Canadian Ross Mk.III (Model 1910) .303 Rifle (506611131) – Drill Purpose
Availability: Out of stock
This Ross rifle is typical of many found around the world. After WWI many were deactivated for drill purpose by having a drill hole put through the barrel at the chamber. (this is visible in the pictures) Many of these rifles had there deactivation added to in later years, but few survive with only the original chamber hole as this one does.
This rifle was originally made in 1916. The serial number on the top of the receiver, only occurs on rifles that have been deactivated. The action, bolt, barrel and barrel bands are stamped DP (Drill Purpose). The woodwork has been refinished, but this may have been done in service due to the finish and that none of the metal work stands proud of the stock. The rear sight is missing and the front sight hood has been cut. The metal work retains about 60% of the original blue, with only some minor rust pitting to the top of the bolt.

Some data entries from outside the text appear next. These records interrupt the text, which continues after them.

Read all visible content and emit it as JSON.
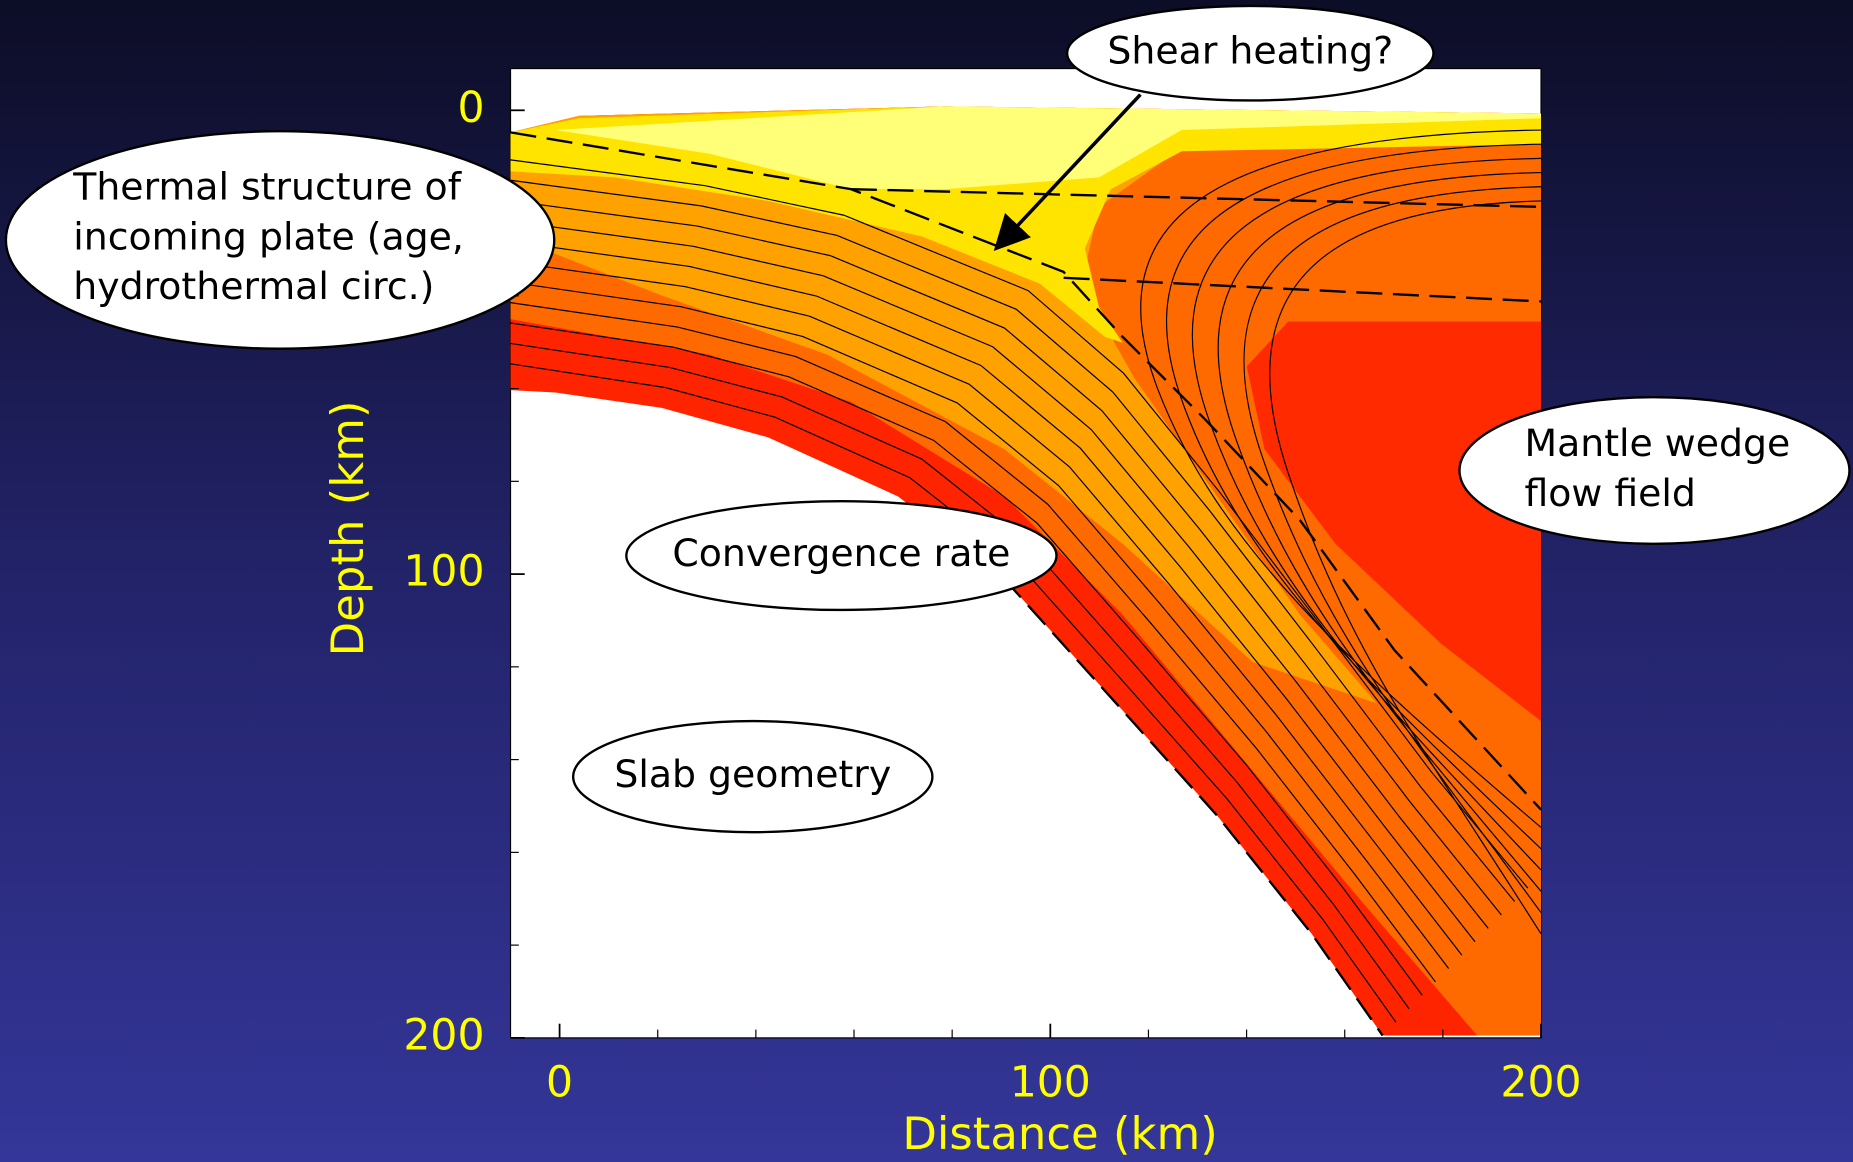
{
  "chart_data": {
    "type": "contour",
    "x_label": "Distance (km)",
    "y_label": "Depth (km)",
    "xlim": [
      -10,
      200
    ],
    "ylim": [
      -9,
      200
    ],
    "y_inverted": true,
    "xticks": [
      0,
      100,
      200
    ],
    "yticks": [
      0,
      100,
      200
    ],
    "x_minor_ticks": [
      20,
      40,
      60,
      80,
      120,
      140,
      160,
      180
    ],
    "y_minor_ticks": [
      20,
      40,
      60,
      80,
      120,
      140,
      160,
      180
    ],
    "annotations": [
      {
        "lines": [
          "Shear heating?"
        ]
      },
      {
        "lines": [
          "Thermal structure of",
          "incoming plate (age,",
          "hydrothermal circ.)"
        ]
      },
      {
        "lines": [
          "Mantle wedge",
          "flow field"
        ]
      },
      {
        "lines": [
          "Convergence rate"
        ]
      },
      {
        "lines": [
          "Slab geometry"
        ]
      }
    ]
  }
}
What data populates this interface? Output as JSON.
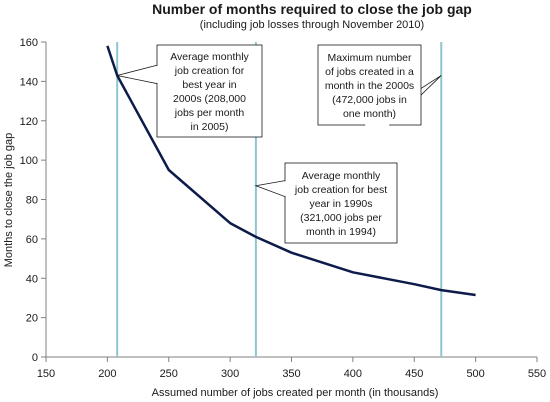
{
  "chart_data": {
    "type": "line",
    "title": "Number of months required to close the job gap",
    "subtitle": "(including job losses through November 2010)",
    "xlabel": "Assumed number of jobs created per month (in thousands)",
    "ylabel": "Months to close the job gap",
    "xlim": [
      150,
      550
    ],
    "ylim": [
      0,
      160
    ],
    "x_ticks": [
      "150",
      "200",
      "250",
      "300",
      "350",
      "400",
      "450",
      "500",
      "550"
    ],
    "y_ticks": [
      "0",
      "20",
      "40",
      "60",
      "80",
      "100",
      "120",
      "140",
      "160"
    ],
    "grid": false,
    "legend": "none",
    "series": [
      {
        "x": [
          200,
          208,
          250,
          300,
          321,
          350,
          400,
          450,
          472,
          500
        ],
        "y": [
          158,
          143,
          95,
          68,
          61,
          53,
          43,
          37,
          34,
          31.5
        ]
      }
    ],
    "reference_lines_x": [
      208,
      321,
      472
    ],
    "annotations": [
      {
        "target": [
          208,
          143
        ],
        "lines": [
          "Average monthly",
          "job creation for",
          "best year in",
          "2000s (208,000",
          "jobs per month",
          "in 2005)"
        ]
      },
      {
        "target": [
          472,
          143
        ],
        "lines": [
          "Maximum number",
          "of jobs created in a",
          "month in the 2000s",
          "(472,000 jobs in",
          "one month)"
        ]
      },
      {
        "target": [
          321,
          87
        ],
        "lines": [
          "Average monthly",
          "job creation for best",
          "year  in 1990s",
          "(321,000 jobs per",
          "month in 1994)"
        ]
      }
    ],
    "colors": {
      "line": "#0d1b4a",
      "reference_line": "#8ec6cf",
      "axis": "#808080",
      "text": "#1a1a1a"
    }
  }
}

Produced in Canada from 1903 until 1918, the Ross rifle was a straight-pull bolt action .303 inch-calibre rifle. While the Ross Mk.II (or Model 1905) was highly successful in target shooting before the First World War, the close chamber tolerances, lack of primary extraction and overall length made the Mk.III (or Model 1910) Ross rifle unsuitable for the conditions of trench warfare, exacerbated by the often poor quality ammunition issued. By 1916, the rifle had been withdrawn from front line service, but continued to be used by many snipers of the Canadian Expeditionary Force until the end of the war due to its exceptional accuracy.